Afropolitan fashion: Now or never?

You must have seen one of them sometime during the year, a Harmattan or Rain collection aired on the major fashion media channels. Many of these emerging designers, Josh Amor, Maxivive, JZO, FemyToys, all aggressively pushing the narrative that their clothes are made specifically for our climate and consumers.

This is just a new development in a long discussion about how best to Africanize the Nigerian fashion industry. Now that some of these brands are showing at the biggest runway showcases in the country, it is time to rehash this debate.

There are many perks to an Africanized fashion calendar that takes in consideration the unique needs our tropical climate presents and designers who create clothes that primarily meet these needs. Africa is the new hotbed for fashion, the invasion on European and American high street retailers and the successes of South African owned Mr. Price all are testament to this.

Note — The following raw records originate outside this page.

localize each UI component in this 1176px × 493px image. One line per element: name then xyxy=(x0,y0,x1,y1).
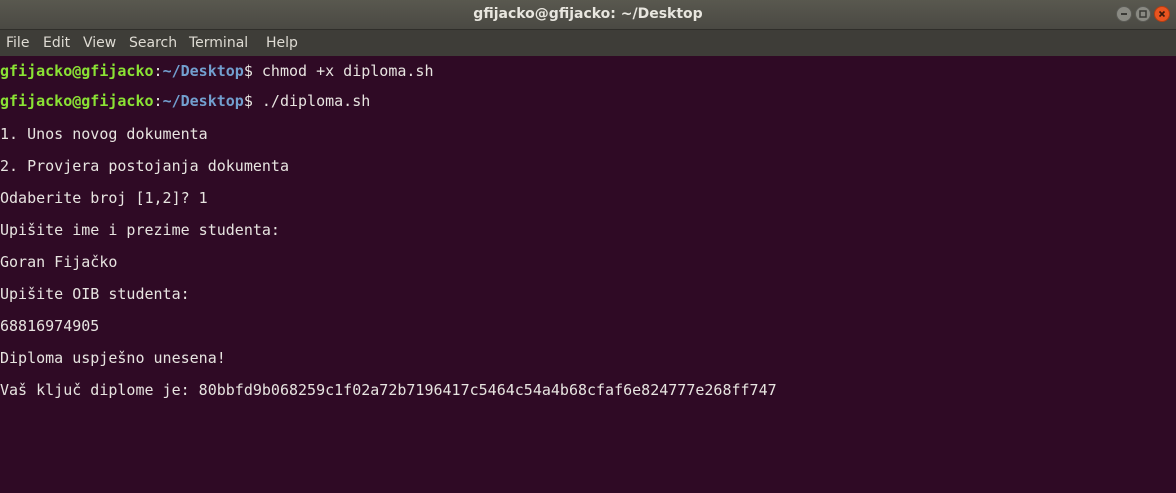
command-text: ./diploma.sh xyxy=(252,92,371,110)
menu-view[interactable]: View xyxy=(83,30,116,56)
title-bar[interactable]: gfijacko@gfijacko: ~/Desktop xyxy=(0,0,1176,30)
output-line: Diploma uspješno unesena! xyxy=(0,349,226,367)
menu-help[interactable]: Help xyxy=(266,30,298,56)
output-line: Upišite OIB studenta: xyxy=(0,285,190,303)
prompt-separator: : xyxy=(153,92,163,110)
terminal-output-area[interactable]: gfijacko@gfijacko:~/Desktop$ chmod +x di… xyxy=(0,57,1176,493)
output-line: Odaberite broj [1,2]? 1 xyxy=(0,189,208,207)
output-line: 1. Unos novog dokumenta xyxy=(0,125,208,143)
close-icon xyxy=(1158,10,1166,18)
prompt-symbol: $ xyxy=(243,92,253,110)
maximize-button[interactable] xyxy=(1135,6,1151,22)
output-line: Goran Fijačko xyxy=(0,253,118,271)
prompt-path: ~/Desktop xyxy=(162,62,244,80)
minimize-icon xyxy=(1121,13,1127,15)
menu-file[interactable]: File xyxy=(6,30,29,56)
prompt-symbol: $ xyxy=(243,62,253,80)
window-title: gfijacko@gfijacko: ~/Desktop xyxy=(473,6,703,22)
output-line: Upišite ime i prezime studenta: xyxy=(0,221,280,239)
output-line: Vaš ključ diplome je: 80bbfd9b068259c1f0… xyxy=(0,381,777,399)
menu-terminal[interactable]: Terminal xyxy=(189,30,248,56)
command-line: gfijacko@gfijacko:~/Desktop$ chmod +x di… xyxy=(0,57,434,85)
output-line: 68816974905 xyxy=(0,317,100,335)
menu-edit[interactable]: Edit xyxy=(43,30,70,56)
terminal-window: gfijacko@gfijacko: ~/Desktop File Edit V… xyxy=(0,0,1176,493)
output-line: 2. Provjera postojanja dokumenta xyxy=(0,157,289,175)
prompt-separator: : xyxy=(153,62,163,80)
command-line: gfijacko@gfijacko:~/Desktop$ ./diploma.s… xyxy=(0,87,370,115)
prompt-user: gfijacko@gfijacko xyxy=(0,62,154,80)
prompt-user: gfijacko@gfijacko xyxy=(0,92,154,110)
prompt-path: ~/Desktop xyxy=(162,92,244,110)
command-text: chmod +x diploma.sh xyxy=(252,62,434,80)
menu-search[interactable]: Search xyxy=(129,30,177,56)
menu-bar: File Edit View Search Terminal Help xyxy=(0,30,1176,56)
minimize-button[interactable] xyxy=(1116,6,1132,22)
maximize-icon xyxy=(1139,10,1147,18)
close-button[interactable] xyxy=(1154,6,1170,22)
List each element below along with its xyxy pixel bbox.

So why do our designers almost stubbornly refuse to adjust?

There are many reasons.

First off, for many African (read Nigerian) designers, success is measured in terms of international acceptance and acclaim. Features in Vogue Italia’s highly coveted Vogue Talents list, the most open minded of all the Vogue franchises, invitations to show at international fashion weeks, features in mid-level international magazines are all valuable currency to an African designer. Usually to even qualify to play on this field requires playing by international rules and following international calendars.

Second, for many African designers, manufacturing in Africa is extremely difficult or near impossible. This depends on the complexity of the designs they want to attempt and the quality of manufacturing they want to achieve. This means manufacturing abroad. Many international manufacturing factories work in line with their fashion calendars. To justify breaking their schedule to accommodate a designer with specific requests will either require extra money or an adjustment in the quota of pieces. Which brings us to the third reason.

High costs of manufacturing added to all the other uncertainties of doing business in a country without a proper fashion framework means the overhead costs of running a fashion brand is added to the clothes. This pushes even the mid-level designers to sell their clothes at luxury prices. This alienates them from home-based clients and forces them to court international luxury clientele who already understand the business aspects of fashion design and are willing to pay extra for high quality, innovative clothing from ‘buzz worthy’ African designers.

A vicious cycle that repeats itself every fashion cycle.

Before we push for an Africanized fashion calendar we must create a socio-economic framework, complete with a retail cycle and government protection and support so that designs from our African designers are easily accessible to consumers and manufacturing is competitively priced and available. We need to place value on the art of design and overhaul the industry itself so that only the best get to offer their ideas to the buying audience. We need to appreciate that good clothes cannot come cheap.

Until we do, it is certain that an Africanized fashion calendar, however nobly intended, will be premature and only complicate whatever problems we already face.